Diagnostisch hat das Onkoprotein E6 die größte Bedeutung. Da jedoch auch ein Patient ohne E6 in der Kohorte vorhanden war, ergab sich eine Sensitivität von 91%, eine Spezifität von 100%, ein Positiver prädikitver Wert von 100% und ein Negativer prädiktiver Wert von 94/100% (alle HPV-Typen/HPV 16).

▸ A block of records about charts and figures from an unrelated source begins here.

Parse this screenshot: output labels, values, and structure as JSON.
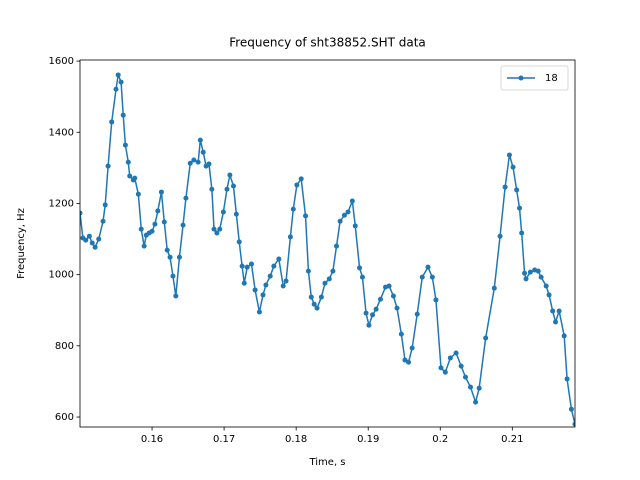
{
  "chart_data": {
    "type": "line",
    "title": "Frequency of sht38852.SHT data",
    "x_label": "Time, s",
    "y_label": "Frequency, Hz",
    "x": [
      0.15,
      0.1504,
      0.1508,
      0.1513,
      0.1517,
      0.1521,
      0.1526,
      0.1532,
      0.1535,
      0.1539,
      0.1544,
      0.155,
      0.1553,
      0.1557,
      0.156,
      0.1563,
      0.1567,
      0.1569,
      0.1574,
      0.1576,
      0.1581,
      0.1585,
      0.1589,
      0.1592,
      0.1596,
      0.16,
      0.1604,
      0.1608,
      0.1613,
      0.1617,
      0.1621,
      0.1625,
      0.1629,
      0.1633,
      0.1638,
      0.1643,
      0.1647,
      0.1653,
      0.1658,
      0.1664,
      0.1667,
      0.1671,
      0.1675,
      0.1679,
      0.1683,
      0.1686,
      0.169,
      0.1694,
      0.1699,
      0.1704,
      0.1708,
      0.1713,
      0.1717,
      0.1721,
      0.1725,
      0.1728,
      0.1732,
      0.1738,
      0.1743,
      0.1749,
      0.1754,
      0.1758,
      0.1764,
      0.1769,
      0.1776,
      0.1782,
      0.1786,
      0.1792,
      0.1796,
      0.1801,
      0.1807,
      0.1813,
      0.1817,
      0.1821,
      0.1825,
      0.1829,
      0.1835,
      0.184,
      0.1846,
      0.1851,
      0.1856,
      0.1861,
      0.1867,
      0.1872,
      0.1878,
      0.1882,
      0.1888,
      0.1892,
      0.1897,
      0.1901,
      0.1906,
      0.1911,
      0.1917,
      0.1924,
      0.1929,
      0.1935,
      0.194,
      0.1946,
      0.1951,
      0.1956,
      0.1961,
      0.1968,
      0.1975,
      0.1983,
      0.1989,
      0.1994,
      0.2001,
      0.2007,
      0.2014,
      0.2022,
      0.2029,
      0.2035,
      0.2042,
      0.2049,
      0.2054,
      0.2063,
      0.2075,
      0.2083,
      0.209,
      0.2096,
      0.2101,
      0.2106,
      0.211,
      0.2113,
      0.2117,
      0.2119,
      0.2125,
      0.2131,
      0.2136,
      0.214,
      0.2147,
      0.2151,
      0.2156,
      0.216,
      0.2165,
      0.2172,
      0.2176,
      0.2182,
      0.2187
    ],
    "series": [
      {
        "name": "18",
        "color": "#1f77b4",
        "values": [
          1173,
          1103,
          1097,
          1108,
          1089,
          1077,
          1100,
          1150,
          1196,
          1305,
          1429,
          1521,
          1561,
          1541,
          1448,
          1364,
          1316,
          1277,
          1266,
          1271,
          1226,
          1128,
          1080,
          1111,
          1117,
          1122,
          1142,
          1179,
          1232,
          1148,
          1069,
          1049,
          996,
          940,
          1049,
          1139,
          1215,
          1313,
          1322,
          1316,
          1378,
          1344,
          1305,
          1311,
          1240,
          1128,
          1117,
          1128,
          1176,
          1240,
          1280,
          1249,
          1170,
          1092,
          1024,
          976,
          1021,
          1030,
          957,
          895,
          943,
          971,
          996,
          1024,
          1044,
          968,
          982,
          1106,
          1184,
          1252,
          1269,
          1165,
          1010,
          937,
          917,
          906,
          937,
          976,
          988,
          1010,
          1080,
          1150,
          1167,
          1176,
          1207,
          1137,
          1019,
          993,
          892,
          858,
          887,
          903,
          931,
          965,
          968,
          940,
          906,
          833,
          760,
          754,
          794,
          889,
          993,
          1021,
          993,
          929,
          738,
          726,
          766,
          780,
          743,
          712,
          684,
          642,
          681,
          822,
          962,
          1108,
          1246,
          1336,
          1302,
          1238,
          1187,
          1117,
          1004,
          988,
          1007,
          1013,
          1010,
          993,
          968,
          943,
          898,
          867,
          898,
          828,
          707,
          622,
          580
        ]
      }
    ],
    "xlim": [
      0.15,
      0.2187
    ],
    "ylim": [
      572,
      1603
    ],
    "xticks": [
      0.16,
      0.17,
      0.18,
      0.19,
      0.2,
      0.21
    ],
    "yticks": [
      600,
      800,
      1000,
      1200,
      1400,
      1600
    ],
    "legend": "upper right",
    "grid": false
  }
}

Es ist also sinnvoll mehrere Werte zu Testen um eine HPV-Assoziation beurteilen zu können [7].
Inzidenz der OPSCC
Die Inzidenz von OPSCCs ist weltweit sehr unterschiedlich. Grundsätzlich kann man jedoch sagen, dass der Anstieg in den Ländern am größten ist, wo der Tabakkonsum am ehesten rückläufig ist. [1] Die Zahlen variieren hierbei je nach Quelle. So gibt es Angaben für 2000 die von 40,5% HPV-Assoziation und 2005 schon von 72,2% sprechen [2] und andere die für 2012 nur von 30,8% HPV-Assoziation sprachen [3]. 2020 ist laut manchen Quellen davon auszugehen, dass die Zahl der HPV-assoziierten OPSCCs die der Cervix-CAs übersteigt [2].

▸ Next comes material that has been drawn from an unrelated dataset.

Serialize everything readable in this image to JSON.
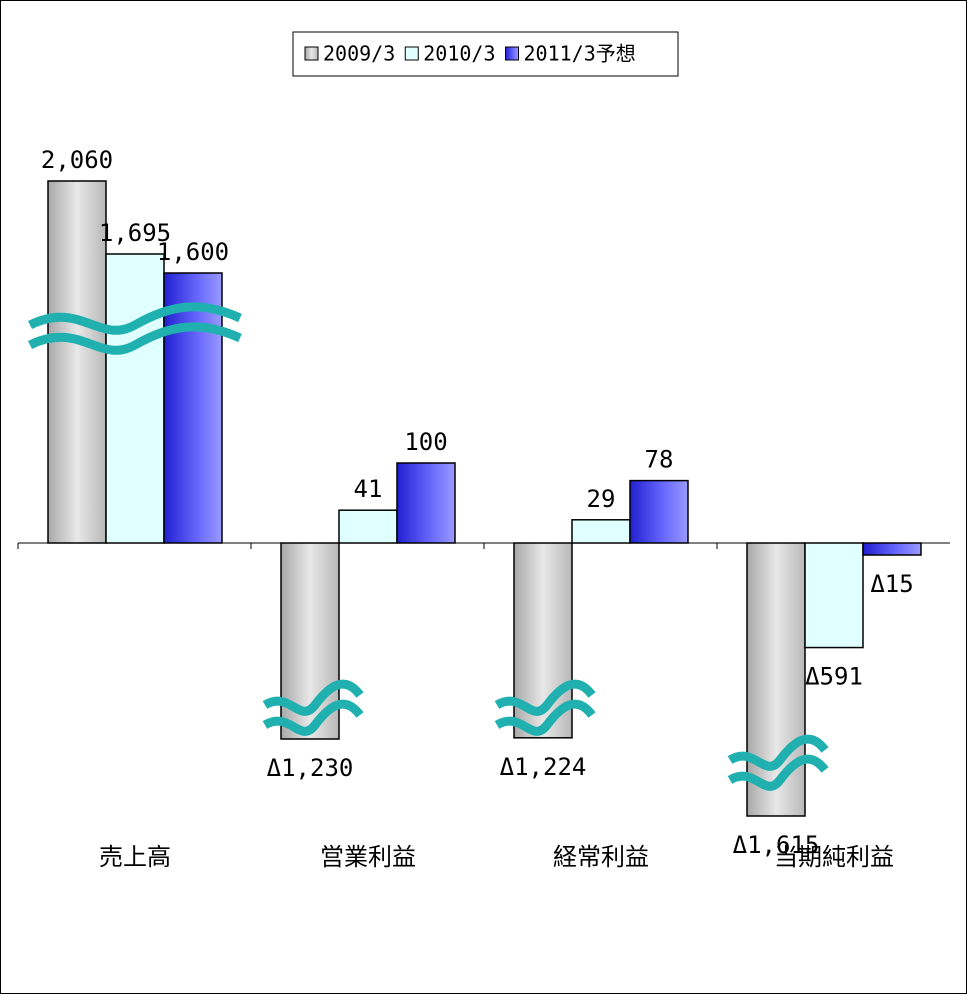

Nun im speziellen erst einmal für Deutschland. 2014 wurden 12.830 Fälle von OPSCCs beschrieben, dabei 9130 bei Männern. Hieraus wurde eine Inzidenz für 2018 von 13.700 geschätzt. [1]. Dabei ist, zumindest für Giessen, beschrieben, dass es in den letzten 10 Jahren zu einer Verdopplung der HPV-Assoziationen auf (Stand 2017) 27,1% kam. Dabei nimmt die Erkrankung vor allem bei den Frauen zu. Dies ist in der Differenz zu den USA zu sehen, wo vor allem Männer betroffen sind. Dort ist auch die generelle Inzidenz höher und schon 2013 gab es mehr OPSCCs als Cervix-CAs, dies wird in Deutschland wohl frühestens 2030 der Fall sein. [3]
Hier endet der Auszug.